Thursday, October 19, 2006

The one where Chad talks...and then I puked up hotdogs

Sometimes in life we say something we think will be interesting or funny to someone and it doesn't quite fly. I think I've developed a solution. Call it a “comedic parachute”. Here is how it works.

I tell say, D.B. Cooper a story about the time I backed into someones car at the mall. I think its funny but it gets kind of lost in translation. Before it's to late, I pull the “comedic parachute rip chord”.

Me - “So that's what happened when I backed into the car at the mall”
DB- “Oh”
Me - “Uh, (here comes the parachute) ...Then I puked up hot dogs.”

See, I saved it by making the absurd image of me throwing up hot dogs chunks. Sure it possibly is a lie, but for the sake of the moment, its a good thing. This works for blog posts too. I think I might go back and take some of my old posts and spice them up a little with "...then I puked up hot dogs".
I like the hot dog puke because it's really happened to me. I have two true stories that end with “...then I puked up hot dogs.”

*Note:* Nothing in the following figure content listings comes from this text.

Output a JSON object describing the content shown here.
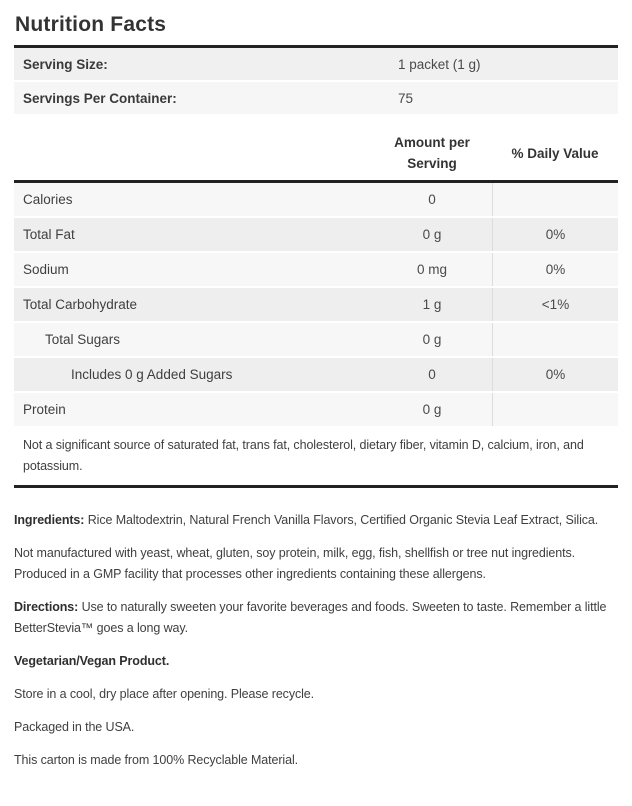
{
  "page": {
    "title": "Nutrition Facts"
  },
  "serving_info": {
    "rows": [
      {
        "label": "Serving Size:",
        "value": "1 packet (1 g)"
      },
      {
        "label": "Servings Per Container:",
        "value": "75"
      }
    ]
  },
  "nutrition_table": {
    "headers": {
      "amount": "Amount per Serving",
      "daily_value": "% Daily Value"
    },
    "rows": [
      {
        "label": "Calories",
        "amount": "0",
        "daily_value": ""
      },
      {
        "label": "Total Fat",
        "amount": "0 g",
        "daily_value": "0%"
      },
      {
        "label": "Sodium",
        "amount": "0 mg",
        "daily_value": "0%"
      },
      {
        "label": "Total Carbohydrate",
        "amount": "1 g",
        "daily_value": "<1%"
      },
      {
        "label": "Total Sugars",
        "amount": "0 g",
        "daily_value": ""
      },
      {
        "label": "Includes 0 g Added Sugars",
        "amount": "0",
        "daily_value": "0%"
      },
      {
        "label": "Protein",
        "amount": "0 g",
        "daily_value": ""
      }
    ],
    "footnote": "Not a significant source of saturated fat, trans fat, cholesterol, dietary fiber, vitamin D, calcium, iron, and potassium."
  },
  "details": {
    "paragraphs": [
      {
        "lead": "Ingredients: ",
        "text": "Rice Maltodextrin, Natural French Vanilla Flavors, Certified Organic Stevia Leaf Extract, Silica."
      },
      {
        "lead": "",
        "text": "Not manufactured with yeast, wheat, gluten, soy protein, milk, egg, fish, shellfish or tree nut ingredients. Produced in a GMP facility that processes other ingredients containing these allergens."
      },
      {
        "lead": "Directions: ",
        "text": "Use to naturally sweeten your favorite beverages and foods. Sweeten to taste. Remember a little BetterStevia™ goes a long way."
      },
      {
        "lead": "Vegetarian/Vegan Product.",
        "text": ""
      },
      {
        "lead": "",
        "text": "Store in a cool, dry place after opening. Please recycle."
      },
      {
        "lead": "",
        "text": "Packaged in the USA."
      },
      {
        "lead": "",
        "text": "This carton is made from 100% Recyclable Material."
      }
    ]
  },
  "colors": {
    "heavy_border": "#222222",
    "row_light": "#f7f7f7",
    "row_dark": "#eeeeee",
    "text": "#3f3f3f"
  }
}
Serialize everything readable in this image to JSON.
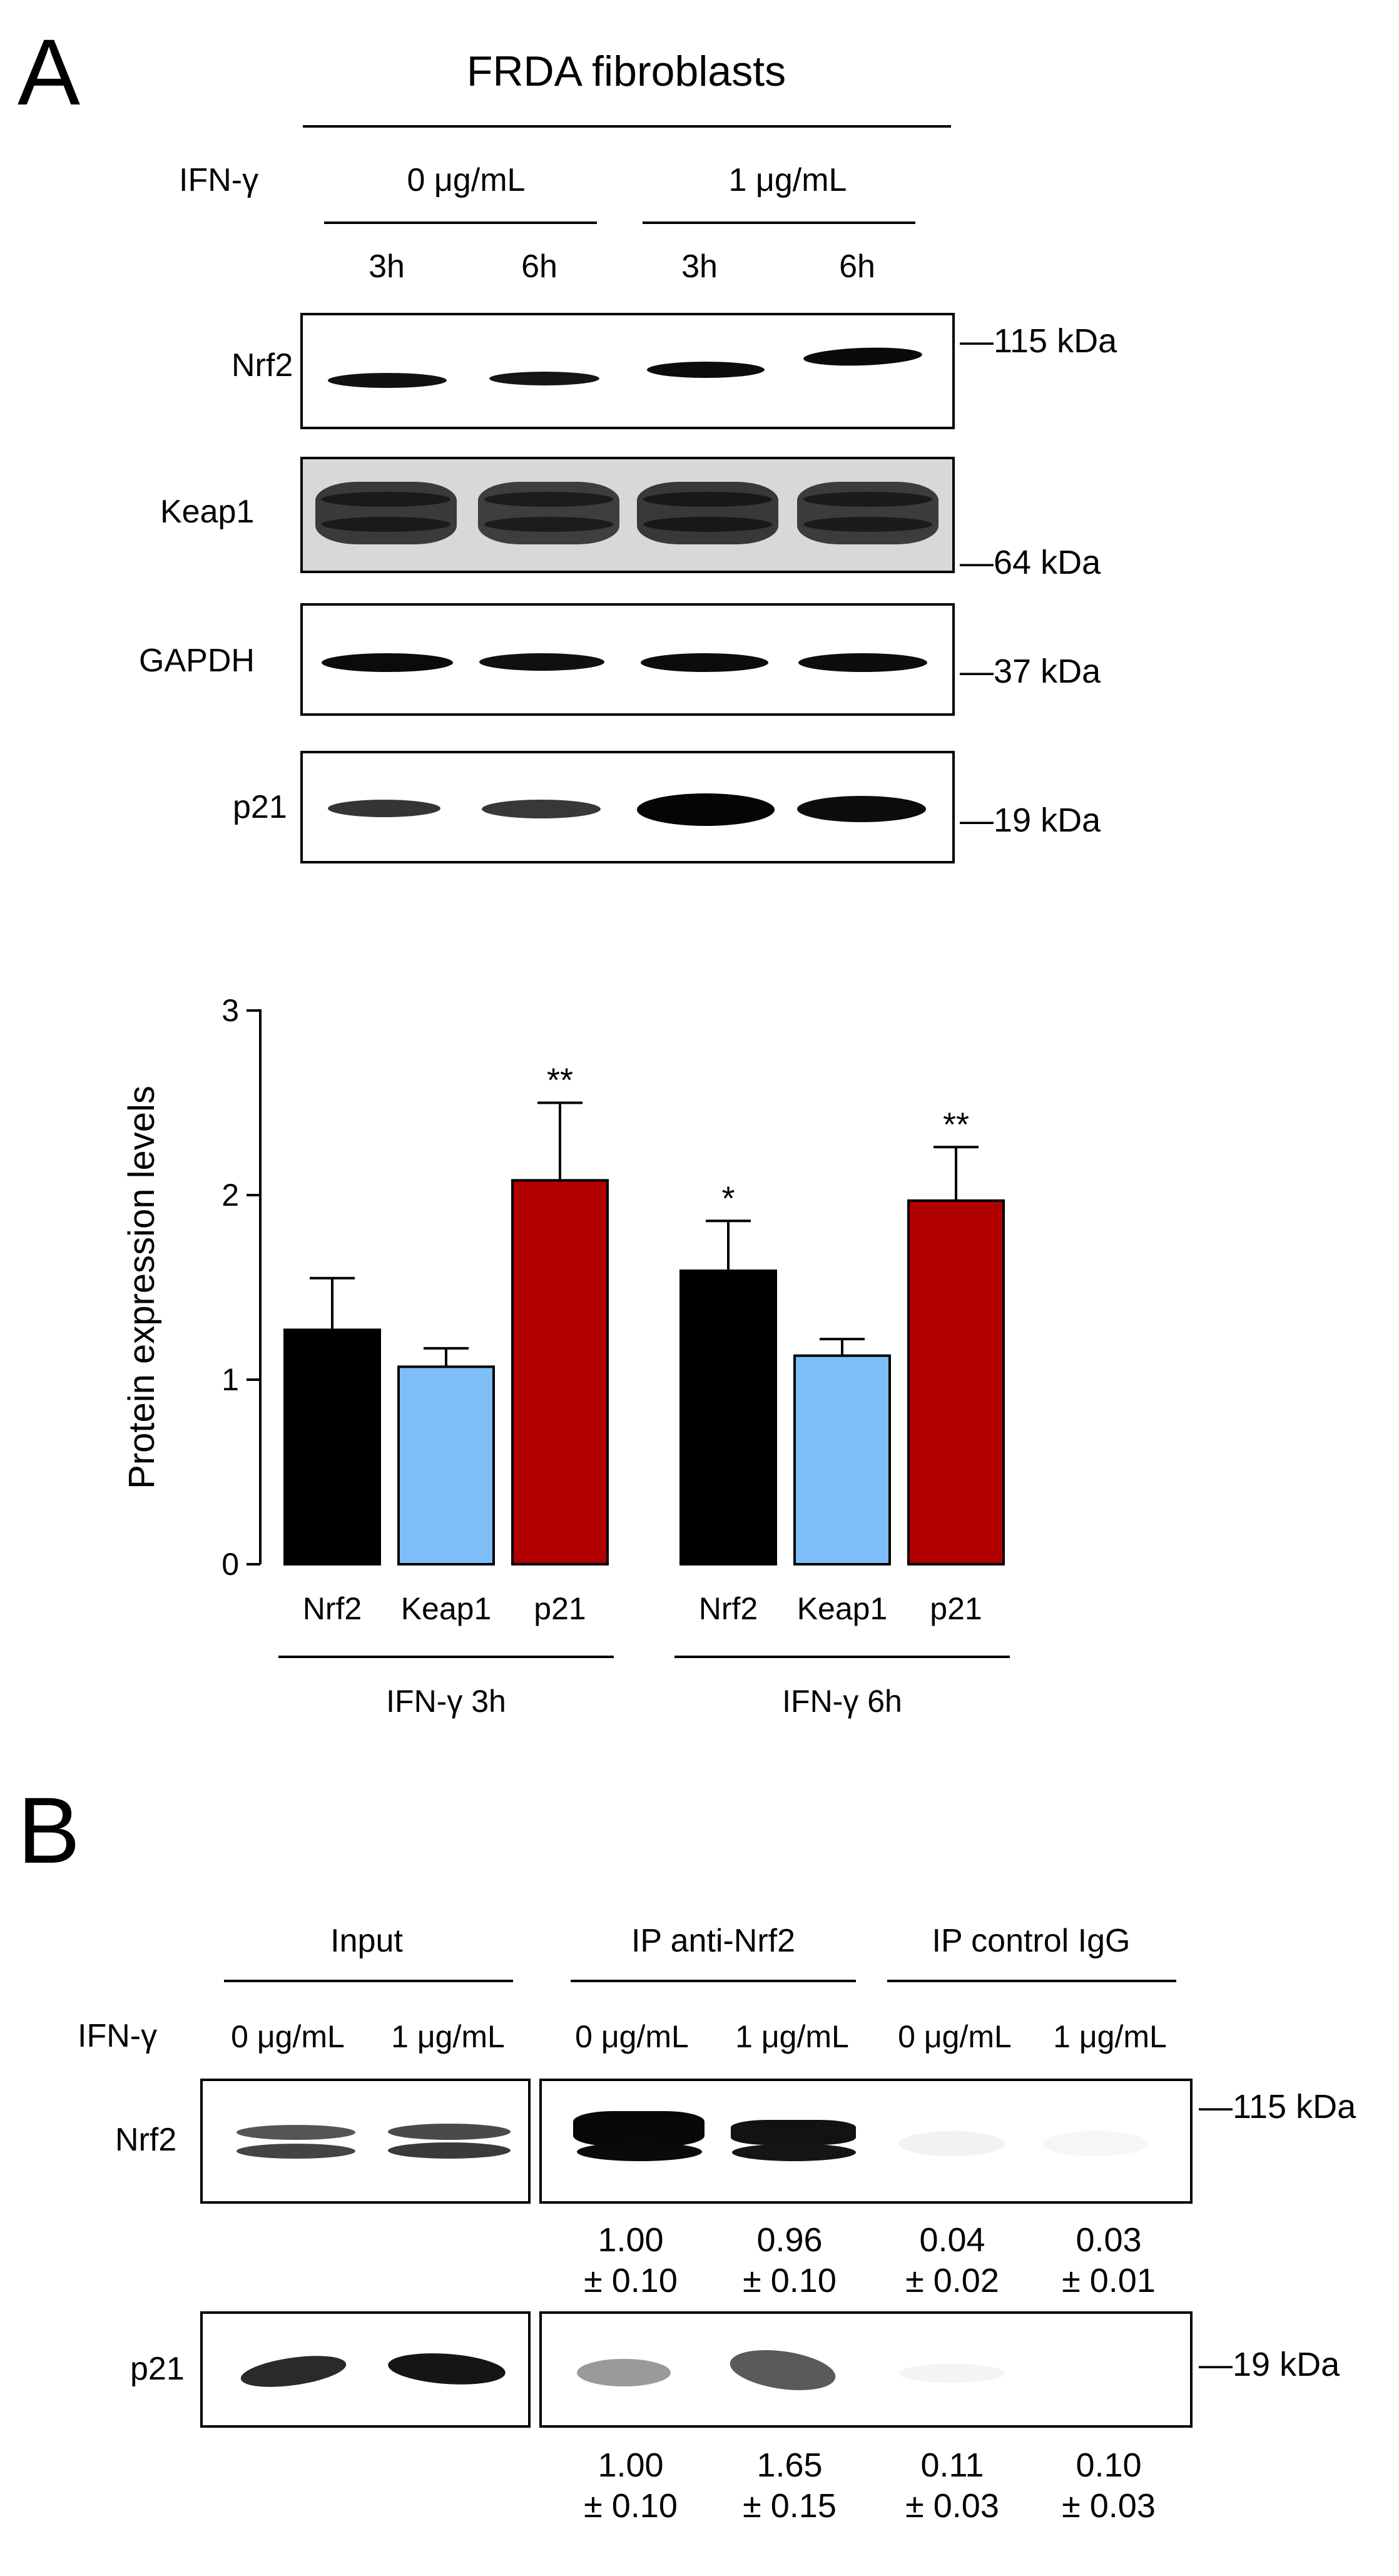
{
  "panel_a": {
    "letter": "A",
    "title": "FRDA fibroblasts",
    "treatment_label": "IFN-γ",
    "dose_0": "0 μg/mL",
    "dose_1": "1 μg/mL",
    "times": [
      "3h",
      "6h",
      "3h",
      "6h"
    ],
    "blots": [
      {
        "label": "Nrf2",
        "marker": "—115 kDa"
      },
      {
        "label": "Keap1",
        "marker": "—64 kDa"
      },
      {
        "label": "GAPDH",
        "marker": "—37 kDa"
      },
      {
        "label": "p21",
        "marker": "—19 kDa"
      }
    ]
  },
  "chart_data": {
    "type": "bar",
    "ylabel": "Protein expression levels",
    "ylim": [
      0,
      3
    ],
    "yticks": [
      "0",
      "1",
      "2",
      "3"
    ],
    "groups": [
      {
        "name": "IFN-γ 3h",
        "categories": [
          "Nrf2",
          "Keap1",
          "p21"
        ],
        "values": [
          1.27,
          1.07,
          2.08
        ],
        "errors": [
          0.28,
          0.1,
          0.42
        ],
        "significance": [
          "",
          "",
          "**"
        ]
      },
      {
        "name": "IFN-γ 6h",
        "categories": [
          "Nrf2",
          "Keap1",
          "p21"
        ],
        "values": [
          1.59,
          1.13,
          1.97
        ],
        "errors": [
          0.27,
          0.09,
          0.29
        ],
        "significance": [
          "*",
          "",
          "**"
        ]
      }
    ],
    "colors": {
      "Nrf2": "#000000",
      "Keap1": "#7dbdf8",
      "p21": "#b20000"
    }
  },
  "panel_b": {
    "letter": "B",
    "headers": [
      "Input",
      "IP anti-Nrf2",
      "IP control IgG"
    ],
    "treatment_label": "IFN-γ",
    "doses": [
      "0 μg/mL",
      "1 μg/mL",
      "0 μg/mL",
      "1 μg/mL",
      "0 μg/mL",
      "1 μg/mL"
    ],
    "blots": [
      {
        "label": "Nrf2",
        "marker": "—115 kDa",
        "quant": [
          {
            "mean": "1.00",
            "sd": "± 0.10"
          },
          {
            "mean": "0.96",
            "sd": "± 0.10"
          },
          {
            "mean": "0.04",
            "sd": "± 0.02"
          },
          {
            "mean": "0.03",
            "sd": "± 0.01"
          }
        ]
      },
      {
        "label": "p21",
        "marker": "—19 kDa",
        "quant": [
          {
            "mean": "1.00",
            "sd": "± 0.10"
          },
          {
            "mean": "1.65",
            "sd": "± 0.15"
          },
          {
            "mean": "0.11",
            "sd": "± 0.03"
          },
          {
            "mean": "0.10",
            "sd": "± 0.03"
          }
        ]
      }
    ]
  }
}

You can use “...then I puked up hot dogs” or you can make one of your own. For instance,
“...Then I sneezed and pissed my pants”
“...Then I burped and puked a little”
“...Then I sharted”
“...Then I bent over to pick something up and I split my pants”

Crrrap, someday when I have Plan 4 T-shirts wouldn't this look cool? "Plan 4...then I puked up hot dogs" I CLAIM IT!

More video soon, almost done with the one for NBC's video thing. I shot my entire comute to work today and I'm going to speed it up so it only takes 30 seconds to playback. Also working on Lockjaw Frasier and something else.

Overall, today's post isn't that good I guess...and then I puked up hot dogs.